J’y suis allé en fin de matinée, quand le site était presque vide. La lumière était vive mais diffuse, filtrée par de fins nuages. La pierre était chaude sous les pieds. Une guide a expliqué trois théories concurrentes sur la fonction première du site, et j’ai eu l’impression qu’elle les trouvait toutes les trois également plausibles.

Le village

Le village de Samaipata a une qualité commune aux endroits où l’altitude et l’éloignement ont attiré une communauté de gens qui voulaient ralentir — expatriés européens, artistes boliviens, praticiens de la petite agriculture — sans perdre le caractère bolivien sous-jacent. Le marché du samedi est authentiquement local : fromage, miel, herbes, produits des versants alentour.

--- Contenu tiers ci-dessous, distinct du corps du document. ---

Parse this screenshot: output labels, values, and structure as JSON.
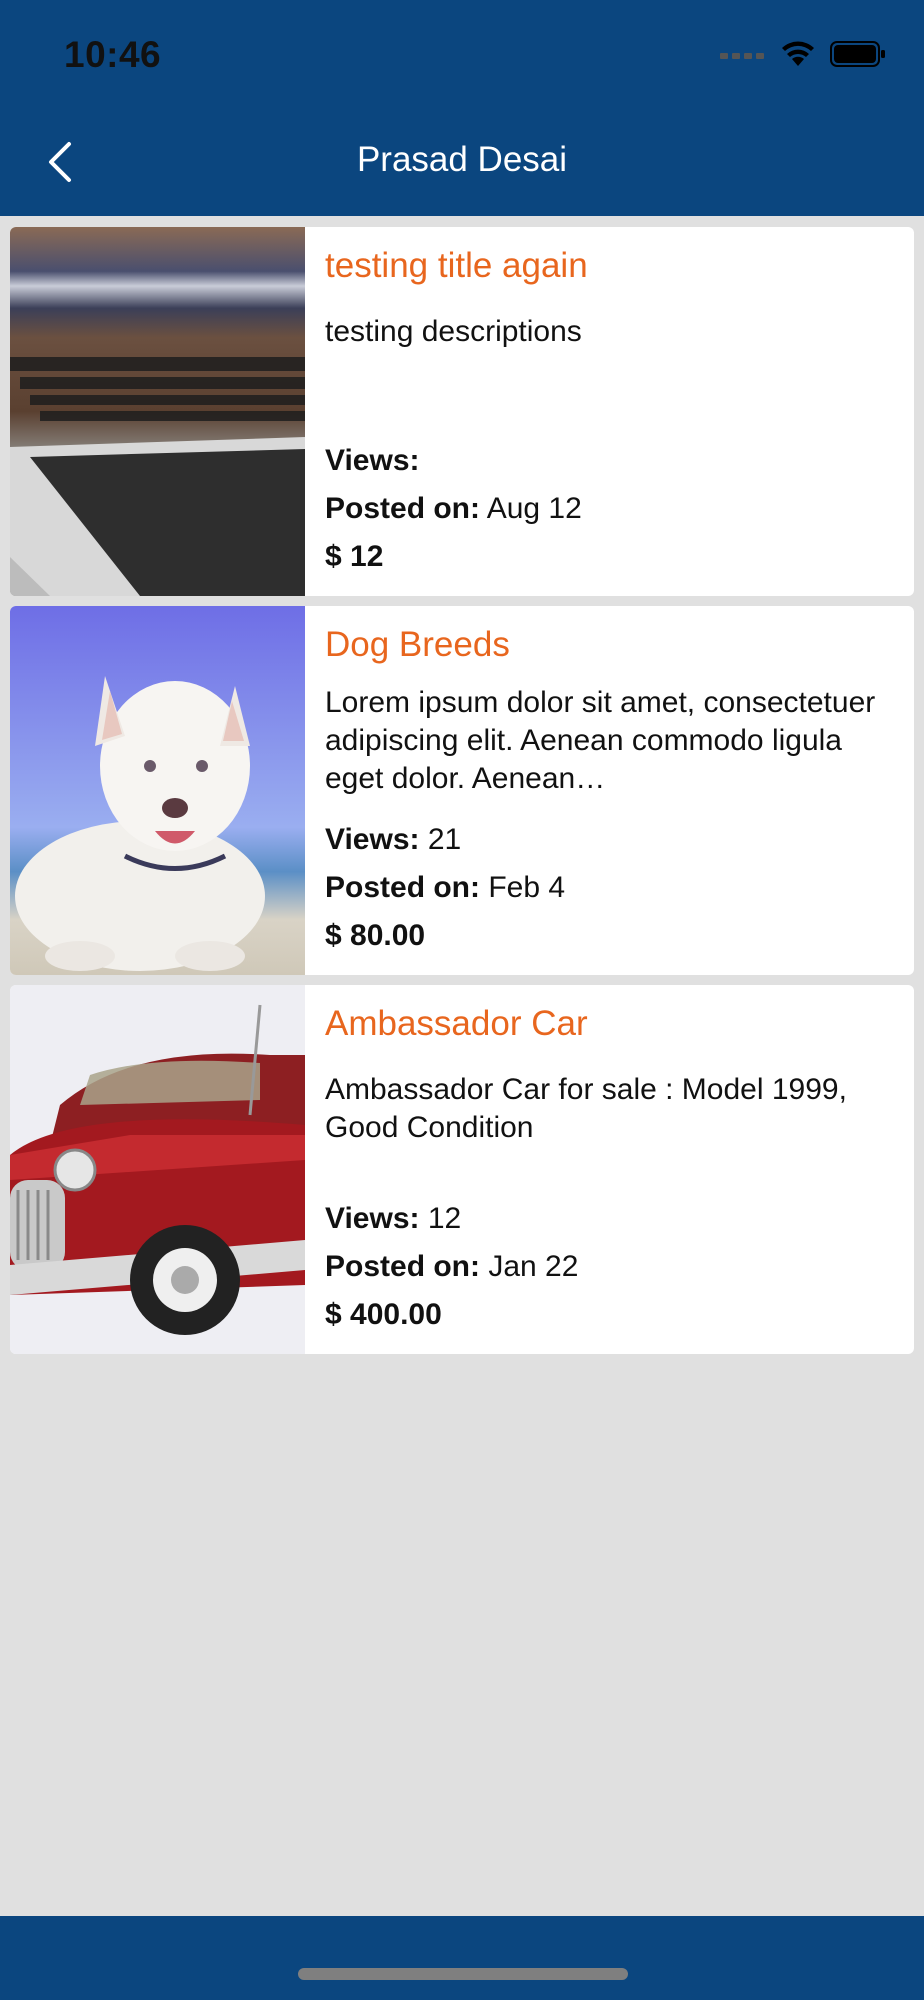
{
  "status": {
    "time": "10:46"
  },
  "nav": {
    "title": "Prasad Desai"
  },
  "labels": {
    "views": "Views:",
    "posted": "Posted on:"
  },
  "listings": [
    {
      "title": "testing title again",
      "description": "testing descriptions",
      "views": "",
      "posted": "Aug 12",
      "price": "$ 12"
    },
    {
      "title": "Dog Breeds",
      "description": "Lorem ipsum dolor sit amet, consectetuer adipiscing elit. Aenean commodo ligula eget dolor. Aenean…",
      "views": "21",
      "posted": "Feb 4",
      "price": "$ 80.00"
    },
    {
      "title": "Ambassador Car",
      "description": "Ambassador Car for sale : Model 1999, Good Condition",
      "views": "12",
      "posted": "Jan 22",
      "price": "$ 400.00"
    }
  ],
  "colors": {
    "nav": "#0b467f",
    "title_accent": "#e8661e",
    "background": "#e0e0e0"
  }
}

Il y a aussi deux ou trois bons restaurants qui semblent cuisiner sérieusement plutôt que de simplement remplir l’obligation touristique.

Lia a trouvé un atelier de céramique dans l’une des ruelles, où une femme vendait des assiettes peintes à la main dans le genre de couleurs qui photographient mal et paraissent exactement justes en vrai. Nous sommes rentrés vers la place à travers la fin d’après-midi, la lumière virant au doré et la température descendant agréablement vers le soir.

La forêt de nuages autour du village

Plusieurs sentiers de randonnée s’enfoncent dans les collines environnantes : certains à travers des réserves privées, d’autres à travers des terres gérées par la communauté. La forêt sent la terre humide et les choses en fleurs, et a pour bande-son des oiseaux que je n’arrivais pas à identifier mais dont la guide fournissait les noms avec la précision d’un naturaliste. Les sentiers vont de faciles marches de crête avec vue vers Santa Cruz au loin à des itinéraires plus raides qui pénètrent vraiment la forêt et demandent plusieurs heures.

La densité d’oiseaux est assez élevée pour que même une marche matinale tranquille, avec un effort minimal, donne une liste qui vaut la peine d’être tenue.

Quand y aller : Samaipata est accessible toute l’année mais le plus agréable d’avril à octobre — journées sèches, claires et chaudes, nuits fraîches. La saison des pluies (de novembre à mars) amène brume et fermetures de route occasionnelles sur la descente vers Santa Cruz ; la forêt est luxuriante et le site n’a presque aucun visiteur, ce qui a son propre attrait. Les week-ends sont nettement plus animés que les jours de semaine, où le village se replie dans une version très silencieuse de lui-même.